44. For patients who have dark skin tone. You can use a blood pressure cuff and inflate it to visualize the vein more clearly due to distention. The trick of wiping a cotton swab in the direction of the vein also helps to visualize the vein better for pediatric, elderly, and dark-skinned patients.

45. For veins with valves, use the floating technique. There are some people with prominent valves in their veins that can hinder insertion. These valves feel like little bumps along the vein’s track and is common among weightlifters and sculptors. If you have difficulty inserting the catheter to this kind of vein, use a floating technique to open the valves. Floating method is done by attaching a primed extension tubing to the cannula and gently flushing the tubing with normal saline via a syringe while advancing the catheter.

46. Bifurcating veins. These veins have a noticeable inverted V-shape and are less likely to roll during insertion. However, the vein should be accessed below the bifurcation with the highest probability of cannulation success.

47. Call the “vein whisperer”. After some reasonable unsuccessful attempts to insert the IV catheter, it would be best for the patient that the nurse calls for another healthcare provider to try inserting the IV. Staff in NICU, Anesthesia, or vascular surgeons are sometimes needed for some patients. Call on those who may have the best chance before all veins are used up.

48. On the use of restraints. Infant and children may need to have their limb splinted or restrained before starting the IV as they may be uncooperative during the insertion. Do not forget to place your tourniquet before securing the splint as not to have to delve it through beginning the venipuncture.

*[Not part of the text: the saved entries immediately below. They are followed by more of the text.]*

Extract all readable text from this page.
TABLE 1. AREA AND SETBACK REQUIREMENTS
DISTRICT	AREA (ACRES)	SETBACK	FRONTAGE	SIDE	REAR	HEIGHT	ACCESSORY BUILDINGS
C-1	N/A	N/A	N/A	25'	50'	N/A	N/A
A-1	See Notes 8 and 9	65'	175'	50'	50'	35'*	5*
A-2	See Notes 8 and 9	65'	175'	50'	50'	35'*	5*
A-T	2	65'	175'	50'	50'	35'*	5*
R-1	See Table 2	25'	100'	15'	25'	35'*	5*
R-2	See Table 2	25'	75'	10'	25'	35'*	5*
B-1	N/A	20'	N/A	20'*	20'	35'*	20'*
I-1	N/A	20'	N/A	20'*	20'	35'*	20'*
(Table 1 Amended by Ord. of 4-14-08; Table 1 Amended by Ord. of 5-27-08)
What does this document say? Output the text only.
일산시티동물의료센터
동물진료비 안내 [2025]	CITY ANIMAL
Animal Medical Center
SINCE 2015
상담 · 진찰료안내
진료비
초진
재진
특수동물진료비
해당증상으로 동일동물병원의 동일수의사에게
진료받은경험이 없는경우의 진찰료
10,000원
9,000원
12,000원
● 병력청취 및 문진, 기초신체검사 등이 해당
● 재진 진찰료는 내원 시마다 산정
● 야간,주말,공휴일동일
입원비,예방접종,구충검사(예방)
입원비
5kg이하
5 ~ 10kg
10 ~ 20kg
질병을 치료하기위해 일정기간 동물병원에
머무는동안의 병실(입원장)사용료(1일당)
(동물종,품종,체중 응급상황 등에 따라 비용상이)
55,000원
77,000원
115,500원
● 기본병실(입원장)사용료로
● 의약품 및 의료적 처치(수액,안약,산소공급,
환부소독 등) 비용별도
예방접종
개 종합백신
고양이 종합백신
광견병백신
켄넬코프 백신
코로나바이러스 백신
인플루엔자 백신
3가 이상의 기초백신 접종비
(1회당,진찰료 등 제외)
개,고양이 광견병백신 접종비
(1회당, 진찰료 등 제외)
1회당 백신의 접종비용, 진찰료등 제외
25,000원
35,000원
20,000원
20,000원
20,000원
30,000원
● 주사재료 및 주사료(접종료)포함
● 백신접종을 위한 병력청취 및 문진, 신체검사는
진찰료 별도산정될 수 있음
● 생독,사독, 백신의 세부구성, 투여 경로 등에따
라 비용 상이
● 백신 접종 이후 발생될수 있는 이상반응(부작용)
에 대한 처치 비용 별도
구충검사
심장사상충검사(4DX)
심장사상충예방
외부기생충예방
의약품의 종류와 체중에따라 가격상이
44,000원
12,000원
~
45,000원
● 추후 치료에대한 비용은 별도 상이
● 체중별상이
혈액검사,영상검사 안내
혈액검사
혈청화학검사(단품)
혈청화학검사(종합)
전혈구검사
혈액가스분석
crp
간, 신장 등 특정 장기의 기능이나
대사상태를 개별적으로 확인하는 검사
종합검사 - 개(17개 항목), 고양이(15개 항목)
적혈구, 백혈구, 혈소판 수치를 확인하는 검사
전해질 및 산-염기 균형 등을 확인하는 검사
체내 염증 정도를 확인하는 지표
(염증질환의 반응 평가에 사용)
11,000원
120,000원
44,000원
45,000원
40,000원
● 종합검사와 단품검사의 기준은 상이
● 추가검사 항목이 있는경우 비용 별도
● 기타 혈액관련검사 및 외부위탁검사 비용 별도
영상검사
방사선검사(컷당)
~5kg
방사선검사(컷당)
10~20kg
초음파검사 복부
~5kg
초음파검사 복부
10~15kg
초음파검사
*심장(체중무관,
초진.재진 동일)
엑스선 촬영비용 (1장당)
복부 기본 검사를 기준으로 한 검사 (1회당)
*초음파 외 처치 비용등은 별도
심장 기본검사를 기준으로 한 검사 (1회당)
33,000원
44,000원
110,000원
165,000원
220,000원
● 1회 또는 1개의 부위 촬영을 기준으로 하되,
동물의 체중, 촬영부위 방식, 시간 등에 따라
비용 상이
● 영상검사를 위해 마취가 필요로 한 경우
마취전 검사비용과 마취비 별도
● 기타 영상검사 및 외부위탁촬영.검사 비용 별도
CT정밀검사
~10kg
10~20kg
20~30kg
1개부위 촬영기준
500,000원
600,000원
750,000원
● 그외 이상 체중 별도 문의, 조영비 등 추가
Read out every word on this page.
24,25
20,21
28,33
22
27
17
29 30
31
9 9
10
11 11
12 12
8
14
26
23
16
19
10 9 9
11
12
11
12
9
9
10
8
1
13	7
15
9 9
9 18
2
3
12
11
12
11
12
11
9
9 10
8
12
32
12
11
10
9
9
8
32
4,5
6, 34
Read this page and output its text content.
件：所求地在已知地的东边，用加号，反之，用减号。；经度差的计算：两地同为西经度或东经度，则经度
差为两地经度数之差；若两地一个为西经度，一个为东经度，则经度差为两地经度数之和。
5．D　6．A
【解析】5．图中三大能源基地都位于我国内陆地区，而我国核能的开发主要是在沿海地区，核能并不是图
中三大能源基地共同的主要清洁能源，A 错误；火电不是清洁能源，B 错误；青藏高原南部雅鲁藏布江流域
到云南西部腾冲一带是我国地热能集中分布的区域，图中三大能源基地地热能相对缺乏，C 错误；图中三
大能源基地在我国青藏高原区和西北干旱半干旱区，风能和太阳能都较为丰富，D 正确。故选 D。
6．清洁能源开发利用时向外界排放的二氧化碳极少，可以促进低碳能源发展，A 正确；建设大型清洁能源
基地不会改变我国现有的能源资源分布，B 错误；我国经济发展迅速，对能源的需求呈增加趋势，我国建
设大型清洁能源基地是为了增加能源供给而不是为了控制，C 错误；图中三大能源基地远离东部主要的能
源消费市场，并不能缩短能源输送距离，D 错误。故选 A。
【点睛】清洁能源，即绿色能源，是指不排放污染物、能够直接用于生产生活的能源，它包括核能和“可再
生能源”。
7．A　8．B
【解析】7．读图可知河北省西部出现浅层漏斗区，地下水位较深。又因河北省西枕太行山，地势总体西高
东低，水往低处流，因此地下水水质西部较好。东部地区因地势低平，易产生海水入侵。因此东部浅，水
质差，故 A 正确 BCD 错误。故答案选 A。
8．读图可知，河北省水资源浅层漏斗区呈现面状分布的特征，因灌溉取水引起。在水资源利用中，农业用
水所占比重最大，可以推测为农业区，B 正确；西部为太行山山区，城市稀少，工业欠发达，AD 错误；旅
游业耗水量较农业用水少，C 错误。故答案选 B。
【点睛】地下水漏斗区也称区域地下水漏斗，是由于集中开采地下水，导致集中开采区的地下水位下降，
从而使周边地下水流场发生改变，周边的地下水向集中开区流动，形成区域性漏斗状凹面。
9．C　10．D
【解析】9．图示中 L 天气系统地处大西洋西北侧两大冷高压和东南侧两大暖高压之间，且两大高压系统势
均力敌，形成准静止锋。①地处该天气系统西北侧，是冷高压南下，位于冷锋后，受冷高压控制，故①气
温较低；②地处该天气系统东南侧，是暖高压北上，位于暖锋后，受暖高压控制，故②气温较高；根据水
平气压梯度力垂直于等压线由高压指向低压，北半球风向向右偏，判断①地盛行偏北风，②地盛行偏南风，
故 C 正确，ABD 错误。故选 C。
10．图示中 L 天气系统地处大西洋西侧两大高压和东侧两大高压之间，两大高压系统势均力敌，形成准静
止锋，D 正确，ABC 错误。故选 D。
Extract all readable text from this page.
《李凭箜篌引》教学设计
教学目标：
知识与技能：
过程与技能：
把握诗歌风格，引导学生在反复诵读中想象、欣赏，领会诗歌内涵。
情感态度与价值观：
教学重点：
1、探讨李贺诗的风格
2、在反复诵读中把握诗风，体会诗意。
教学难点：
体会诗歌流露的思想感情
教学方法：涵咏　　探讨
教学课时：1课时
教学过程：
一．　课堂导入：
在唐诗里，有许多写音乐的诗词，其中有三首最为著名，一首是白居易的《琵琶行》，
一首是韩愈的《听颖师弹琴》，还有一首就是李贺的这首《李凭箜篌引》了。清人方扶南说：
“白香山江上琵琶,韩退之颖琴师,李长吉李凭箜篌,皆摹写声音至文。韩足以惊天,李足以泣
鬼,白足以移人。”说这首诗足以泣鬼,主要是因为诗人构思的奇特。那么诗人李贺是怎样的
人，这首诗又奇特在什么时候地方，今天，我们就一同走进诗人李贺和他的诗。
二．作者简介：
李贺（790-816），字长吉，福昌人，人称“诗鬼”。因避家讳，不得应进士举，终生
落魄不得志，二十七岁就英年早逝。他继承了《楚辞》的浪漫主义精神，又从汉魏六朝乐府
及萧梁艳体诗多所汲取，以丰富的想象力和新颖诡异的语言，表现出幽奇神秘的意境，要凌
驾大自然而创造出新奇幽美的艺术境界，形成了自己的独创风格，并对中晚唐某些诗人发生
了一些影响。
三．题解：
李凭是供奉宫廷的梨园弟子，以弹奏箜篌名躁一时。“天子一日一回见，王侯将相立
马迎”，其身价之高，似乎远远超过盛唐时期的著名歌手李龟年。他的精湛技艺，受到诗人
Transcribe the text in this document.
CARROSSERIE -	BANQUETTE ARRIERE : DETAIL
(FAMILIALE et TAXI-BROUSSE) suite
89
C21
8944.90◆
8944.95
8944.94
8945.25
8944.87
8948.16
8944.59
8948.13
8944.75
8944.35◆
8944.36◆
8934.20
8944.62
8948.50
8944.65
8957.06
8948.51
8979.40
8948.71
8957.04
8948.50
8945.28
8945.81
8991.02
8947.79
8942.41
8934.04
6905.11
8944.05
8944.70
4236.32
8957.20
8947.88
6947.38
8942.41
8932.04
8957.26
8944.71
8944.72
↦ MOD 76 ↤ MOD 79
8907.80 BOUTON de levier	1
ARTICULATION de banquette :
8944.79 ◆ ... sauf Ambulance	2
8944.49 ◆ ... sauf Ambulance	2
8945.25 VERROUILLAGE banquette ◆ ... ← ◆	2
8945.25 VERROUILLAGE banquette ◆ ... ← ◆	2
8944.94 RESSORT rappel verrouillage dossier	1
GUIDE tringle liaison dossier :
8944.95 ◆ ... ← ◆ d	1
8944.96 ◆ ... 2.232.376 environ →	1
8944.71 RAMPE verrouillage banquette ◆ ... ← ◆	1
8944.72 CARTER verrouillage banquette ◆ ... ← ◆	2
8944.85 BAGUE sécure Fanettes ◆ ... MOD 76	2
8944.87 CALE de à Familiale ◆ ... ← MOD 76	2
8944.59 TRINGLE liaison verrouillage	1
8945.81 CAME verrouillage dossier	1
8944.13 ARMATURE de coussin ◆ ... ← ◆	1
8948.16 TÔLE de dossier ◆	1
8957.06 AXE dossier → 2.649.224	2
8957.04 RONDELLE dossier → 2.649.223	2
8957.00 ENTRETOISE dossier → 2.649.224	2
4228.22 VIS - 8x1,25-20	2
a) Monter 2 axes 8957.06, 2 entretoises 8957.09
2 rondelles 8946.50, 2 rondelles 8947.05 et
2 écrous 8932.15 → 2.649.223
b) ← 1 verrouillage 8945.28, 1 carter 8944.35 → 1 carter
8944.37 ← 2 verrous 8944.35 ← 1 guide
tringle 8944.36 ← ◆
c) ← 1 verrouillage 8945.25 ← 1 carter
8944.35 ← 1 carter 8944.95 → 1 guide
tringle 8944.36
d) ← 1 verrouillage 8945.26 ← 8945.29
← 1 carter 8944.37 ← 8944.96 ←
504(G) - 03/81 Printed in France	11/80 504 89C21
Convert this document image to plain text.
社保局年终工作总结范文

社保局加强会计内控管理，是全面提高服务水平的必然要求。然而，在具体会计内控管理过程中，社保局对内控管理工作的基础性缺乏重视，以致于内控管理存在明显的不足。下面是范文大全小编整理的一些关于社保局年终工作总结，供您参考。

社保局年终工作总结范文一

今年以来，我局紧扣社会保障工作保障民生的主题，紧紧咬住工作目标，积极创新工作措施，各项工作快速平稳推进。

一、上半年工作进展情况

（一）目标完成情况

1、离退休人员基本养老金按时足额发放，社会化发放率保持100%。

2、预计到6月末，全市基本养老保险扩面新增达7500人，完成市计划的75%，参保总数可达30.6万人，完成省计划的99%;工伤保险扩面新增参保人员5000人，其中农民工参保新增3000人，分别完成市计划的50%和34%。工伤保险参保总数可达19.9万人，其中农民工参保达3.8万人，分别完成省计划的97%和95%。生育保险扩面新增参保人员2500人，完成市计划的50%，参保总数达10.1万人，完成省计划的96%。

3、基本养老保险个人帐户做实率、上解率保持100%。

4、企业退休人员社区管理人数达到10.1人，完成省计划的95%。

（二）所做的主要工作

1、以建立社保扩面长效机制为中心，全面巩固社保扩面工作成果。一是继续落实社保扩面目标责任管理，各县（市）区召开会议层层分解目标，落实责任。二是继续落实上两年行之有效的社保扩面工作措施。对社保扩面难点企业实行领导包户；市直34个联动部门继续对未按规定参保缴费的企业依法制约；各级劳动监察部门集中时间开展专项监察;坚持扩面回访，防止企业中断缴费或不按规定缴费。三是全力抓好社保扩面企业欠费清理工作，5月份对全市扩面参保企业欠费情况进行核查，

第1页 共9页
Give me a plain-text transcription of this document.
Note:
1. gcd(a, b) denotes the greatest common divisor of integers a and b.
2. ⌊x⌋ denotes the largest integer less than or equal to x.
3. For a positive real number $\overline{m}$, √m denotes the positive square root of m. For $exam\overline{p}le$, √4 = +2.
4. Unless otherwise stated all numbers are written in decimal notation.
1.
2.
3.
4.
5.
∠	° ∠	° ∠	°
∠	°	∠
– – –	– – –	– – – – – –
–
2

49. Restraining using Papoose or Mummy wrap. It can be wise to restrain using a “Papoose” or a “Mummy” wrap for some children whom agitation and potential combativeness cannot yet be safely relieved. Though unsettling to the family, explain that you want to make the best possible chances of success in the first effort.

50. Learn the art of distraction. Children can be uncooperative during procedures and use of distraction methods like letting the patient blow bubbles, sing or count are sufficient techniques.

Intravenous insertion may be one of the basics skills a nurse would learn, but it could be one of the most difficult if you lack the practice and the confidence to do it. Most of the sharpshooters have gained their skill through continuous practice and plenty of experiences in this field. A lot of factors may affect the way you insert an intravenous catheter, but you have to control them and bend them to your convenience. Never rush on any nursing skills that you still not have, or take a shortcut just to achieve your goals. Nursing practices must be accurate, precise, and learned not only by the brain but most especially by the heart.